CHICAGO — Chicago's Loch Ness Monster is a plant no bigger than a pinky fingernail that hasn't been seen in the wild in almost 100 years.

Nature treasure hunters occasionally continue to search city grounds for the Thismia Americana, a tiny flowering plant that was last located alive at 119th Street and Torrence Avenue in 1916. It now only exists as specimens in liquid-filled jars, but some continue to hold out hope it remains in soil on Chicago's South and Southeast sides.

"It really could still be there, but where, I don't know," said Albany Park resident Robb Telfer, Calumet Outreach Coordinator at the Field Museum. "If it was found, it would be like Elvis Presley showing up one day and proving he wasn't dead."

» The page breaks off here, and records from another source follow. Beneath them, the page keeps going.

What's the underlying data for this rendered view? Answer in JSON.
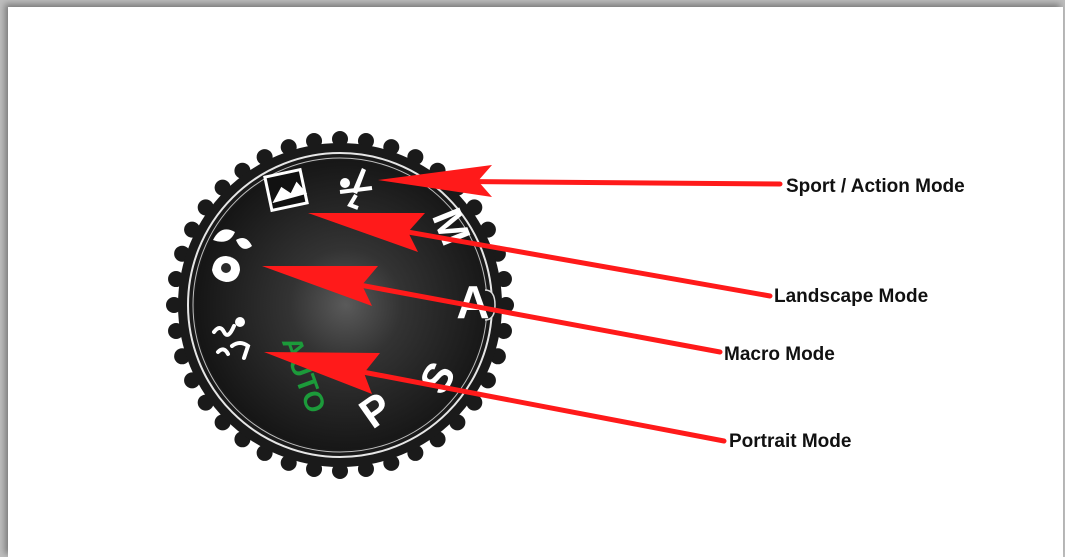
{
  "dial": {
    "modes": {
      "m": "M",
      "a": "A",
      "s": "S",
      "p": "P",
      "auto": "AUTO"
    }
  },
  "callouts": {
    "sport": "Sport / Action Mode",
    "landscape": "Landscape Mode",
    "macro": "Macro Mode",
    "portrait": "Portrait Mode"
  },
  "colors": {
    "arrow": "#ff1a1a",
    "auto_text": "#1c9a3a",
    "dial_body": "#1a1a1a"
  }
}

Chicago is the only place Thismia Americana has ever been discovered. In 1912, University of Chicago graduate student Norma Pfeiffer first saw the Thismia in a low, wet prairie on the Southeast Side near Torrence Avenue. She collected the plants for the next few years, but no one, including Pfeiffer, ever saw Thismia in the wild again after 1916.

Justin Breen explains a possible "rogue botanist" theory:

In the decades since, scientists and plant enthusiasts alike have tried to find any sign of Thismia Americana. None have been successful. The ideal time to even have a chance to see it in the wild ends in mid-September.

About 20 of the samples from 1912-16 can be found in the Field Museum's collection, Telfer said.

The plant continues to be shrouded in mystery for many reasons, Telfer said. First is its extremely small size; the fact Pfeiffer saw one in the first place is a "miracle," Telfer said. No one knows why Thismia Americana was in Chicago in the first place; its closest relatives are located in New Zealand, Australia and Tasmania.

The plant itself was also strange. It didn't produce chlorophyll and didn't use photosynthesis. It also spent most of the year underground, feeding on fungi that grew on its roots. The entire plant was white, almost ghost-like, and featured tiny translucent blue green flowers.

Telfer said if anyone were to discover a Thismia Americana in the wild, it would bring "instant plant nerd fame."

"If you are a plant nerd, you know about Thismia, and if you were to discover it, you would be plant-nerd famous," he said. "It would be like winning a famous Scrabble tournament. No one would know who you are, but the Scrabble people would."